Launched in 2019, the EU Green Deal contains a wide range of policy initiatives aimed at enabling the EU to be climate neutral by 2050. Hydrogen has a crucial role to play in the Green Deal to transform the European energy system and make it fossil-free.

After the European Parliament elections in summer 2024, the conservative EPP is the largest party group, and the Commission is also composed of people with predominantly conservative backgrounds, which is affecting the development of the Union. More pro-growth policies but less focus on sustainability matters can be expected.

In the US, the Biden administration implemented a series of measures to drive the development of the US hydrogen economy. In 2021, the Infrastructure Investment and Jobs Act was launched, setting aside USD 8 billion for hydrogen investments, of which USD 7 billion was earmarked for the development of seven hydrogen hubs.

The election of Donald Trump as President of the US has led to a slowdown in sustainability efforts and the green transition. The US has left the Paris Agreement, cut investment in renewable energy and increased its focus on oil and gas exploration.

In Asia, many countries have initiated extensive hydrogen programs. In 2017, Japan adopted the world’s first national hydrogen strategy, which was revised in June 2023. Through investments from the public and private sectors, Japan aims to increase the use of hydrogen sixfold over the next decade. South Korea initiated its Hydrogen Economy Roadmap in 2019, and China launched its national hydrogen development plan in 2022.

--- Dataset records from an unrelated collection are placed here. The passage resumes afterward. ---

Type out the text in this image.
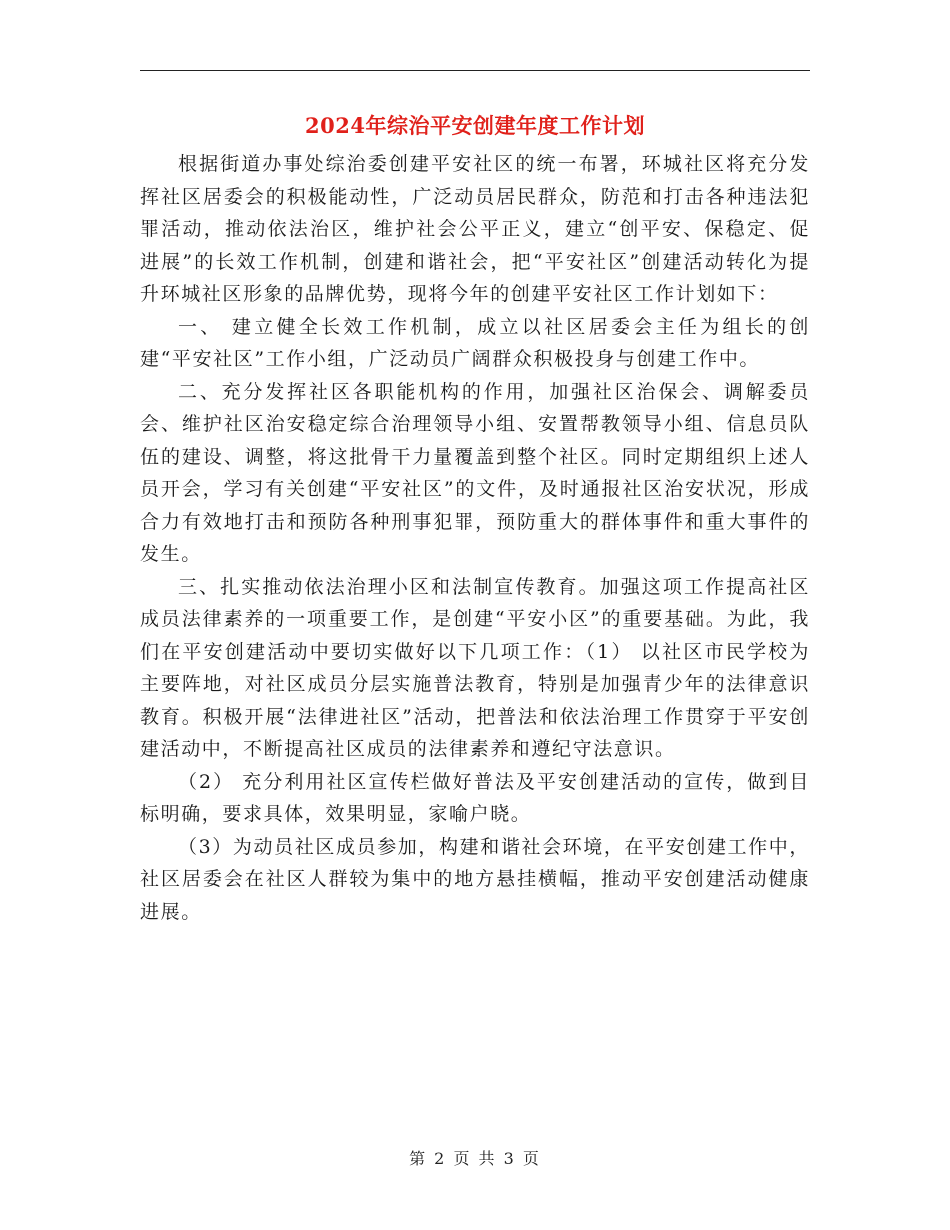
2024年综治平安创建年度工作计划

根据街道办事处综治委创建平安社区的统一布署，环城社区将充分发挥社区居委会的积极能动性，广泛动员居民群众，防范和打击各种违法犯罪活动，推动依法治区，维护社会公平正义，建立“创平安、保稳定、促进展”的长效工作机制，创建和谐社会，把“平安社区”创建活动转化为提升环城社区形象的品牌优势，现将今年的创建平安社区工作计划如下：

一、 建立健全长效工作机制，成立以社区居委会主任为组长的创建“平安社区”工作小组，广泛动员广阔群众积极投身与创建工作中。

二、充分发挥社区各职能机构的作用，加强社区治保会、调解委员会、维护社区治安稳定综合治理领导小组、安置帮教领导小组、信息员队伍的建设、调整，将这批骨干力量覆盖到整个社区。同时定期组织上述人员开会，学习有关创建“平安社区”的文件，及时通报社区治安状况，形成合力有效地打击和预防各种刑事犯罪，预防重大的群体事件和重大事件的发生。

三、扎实推动依法治理小区和法制宣传教育。加强这项工作提高社区成员法律素养的一项重要工作，是创建“平安小区”的重要基础。为此，我们在平安创建活动中要切实做好以下几项工作：（1） 以社区市民学校为主要阵地，对社区成员分层实施普法教育，特别是加强青少年的法律意识教育。积极开展“法律进社区”活动，把普法和依法治理工作贯穿于平安创建活动中，不断提高社区成员的法律素养和遵纪守法意识。

（2） 充分利用社区宣传栏做好普法及平安创建活动的宣传，做到目标明确，要求具体，效果明显，家喻户晓。

（3）为动员社区成员参加，构建和谐社会环境，在平安创建工作中，社区居委会在社区人群较为集中的地方悬挂横幅，推动平安创建活动健康进展。

第 2 页 共 3 页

The potential to store energy

A second driver affecting future demand relates to geopolitics and global uncertainty. Russia’s war of aggression against Trends driving the hydrogen economy Ukraine showed how dependent the world’s countries are on energy supply and storage. As European countries cut off gas imports from Russia, gas prices rose on a continent still largely dependent on fossil fuels for heating.

In general, it is expected that more and more countries will want to gain greater control and self-sufficiency when it comes to domestic energy. Renewable energy initiatives are widespread in many parts of the world, but high levels of intermittent energy such as wind and solar power pose challenges to energy systems when these plants are not producing energy. Hydrogen, produced by electrolysis powered by renewable energy, offers a way to store energy over time.

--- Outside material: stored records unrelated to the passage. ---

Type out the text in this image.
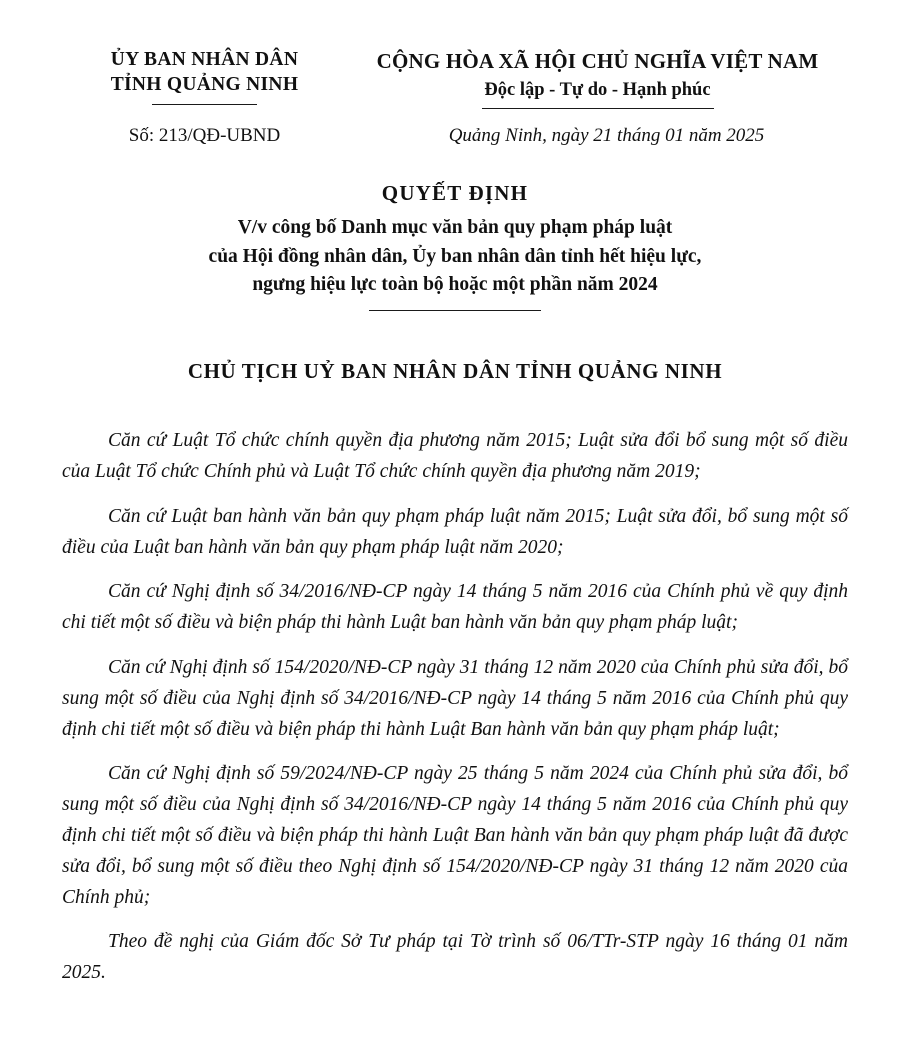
ỦY BAN NHÂN DÂN
TỈNH QUẢNG NINH
CỘNG HÒA XÃ HỘI CHỦ NGHĨA VIỆT NAM
Độc lập - Tự do - Hạnh phúc
Số: 213/QĐ-UBND	Quảng Ninh, ngày 21 tháng 01 năm 2025
QUYẾT ĐỊNH
V/v công bố Danh mục văn bản quy phạm pháp luật
của Hội đồng nhân dân, Ủy ban nhân dân tỉnh hết hiệu lực,
ngưng hiệu lực toàn bộ hoặc một phần năm 2024
CHỦ TỊCH UỶ BAN NHÂN DÂN TỈNH QUẢNG NINH
Căn cứ Luật Tổ chức chính quyền địa phương năm 2015; Luật sửa đổi bổ sung một số điều của Luật Tổ chức Chính phủ và Luật Tổ chức chính quyền địa phương năm 2019;
Căn cứ Luật ban hành văn bản quy phạm pháp luật năm 2015; Luật sửa đổi, bổ sung một số điều của Luật ban hành văn bản quy phạm pháp luật năm 2020;
Căn cứ Nghị định số 34/2016/NĐ-CP ngày 14 tháng 5 năm 2016 của Chính phủ về quy định chi tiết một số điều và biện pháp thi hành Luật ban hành văn bản quy phạm pháp luật;
Căn cứ Nghị định số 154/2020/NĐ-CP ngày 31 tháng 12 năm 2020 của Chính phủ sửa đổi, bổ sung một số điều của Nghị định số 34/2016/NĐ-CP ngày 14 tháng 5 năm 2016 của Chính phủ quy định chi tiết một số điều và biện pháp thi hành Luật Ban hành văn bản quy phạm pháp luật;
Căn cứ Nghị định số 59/2024/NĐ-CP ngày 25 tháng 5 năm 2024 của Chính phủ sửa đổi, bổ sung một số điều của Nghị định số 34/2016/NĐ-CP ngày 14 tháng 5 năm 2016 của Chính phủ quy định chi tiết một số điều và biện pháp thi hành Luật Ban hành văn bản quy phạm pháp luật đã được sửa đổi, bổ sung một số điều theo Nghị định số 154/2020/NĐ-CP ngày 31 tháng 12 năm 2020 của Chính phủ;
Theo đề nghị của Giám đốc Sở Tư pháp tại Tờ trình số 06/TTr-STP ngày 16 tháng 01 năm 2025.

Rapid technology development

The rapid development of technology is a third driver of demand for hydrogen-electric solutions such as fuel cells and electrolyzers. Higher energy density and new production methods and applications are bringing fuel cell technology to markets that have traditionally been dependent on fossil fuels. Examples of this can be found in heavy transport, marine industries and the aviation sector. Hydrogen solutions are particularly effective in industries where battery-electric solutions are not suitable due to long charging times and/or batteries that require a great deal of space and leave less room for freight or people to be transported.

In 2024, the growth of fuel cell-powered electric cars slowed in the US and the EU, and the lack of refueling stations is holding back growth. In January 2025, there were only 77 hydrogen stations in the US and the EU. The strongest growth is in China, where 4,000 fuel cell trucks were sold in January–November 2024, marking the third consecutive year that sales have exceeded 3,000 vehicles.

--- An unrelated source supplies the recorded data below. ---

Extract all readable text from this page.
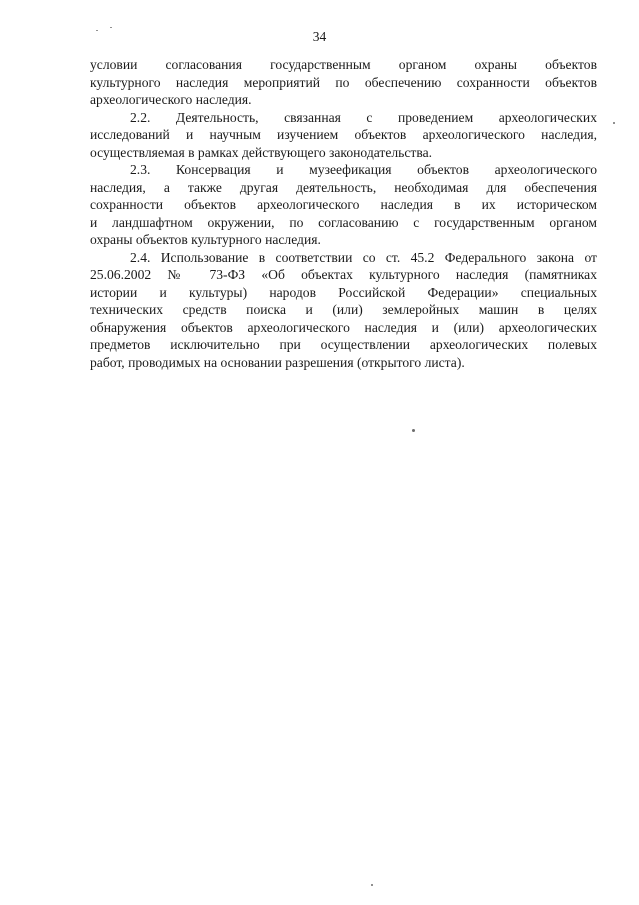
34
условии согласования государственным органом охраны объектов
культурного наследия мероприятий по обеспечению сохранности объектов
археологического наследия.
2.2. Деятельность, связанная с проведением археологических
исследований и научным изучением объектов археологического наследия,
осуществляемая в рамках действующего законодательства.
2.3. Консервация и музеефикация объектов археологического
наследия, а также другая деятельность, необходимая для обеспечения
сохранности объектов археологического наследия в их историческом
и ландшафтном окружении, по согласованию с государственным органом
охраны объектов культурного наследия.
2.4. Использование в соответствии со ст. 45.2 Федерального закона от
25.06.2002 № 73-ФЗ «Об объектах культурного наследия (памятниках
истории и культуры) народов Российской Федерации» специальных
технических средств поиска и (или) землеройных машин в целях
обнаружения объектов археологического наследия и (или) археологических
предметов исключительно при осуществлении археологических полевых
работ, проводимых на основании разрешения (открытого листа).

Increasingly efficient production

A fourth driver is the development of production processes for fuel cells, electrolyzers and their components. To achieve industrial success, the production of flow plates, for example, needs to have a minimal climate impact and be cost-effective and of very high quality.

Overall, we believe the future of hydrogen-electric solutions is promising. They will coexist with battery technology solutions and become increasingly established over time. Available forecasts for the growing importance of hydrogen indicate that its potential is high, while growth is slower than previous projections indicated.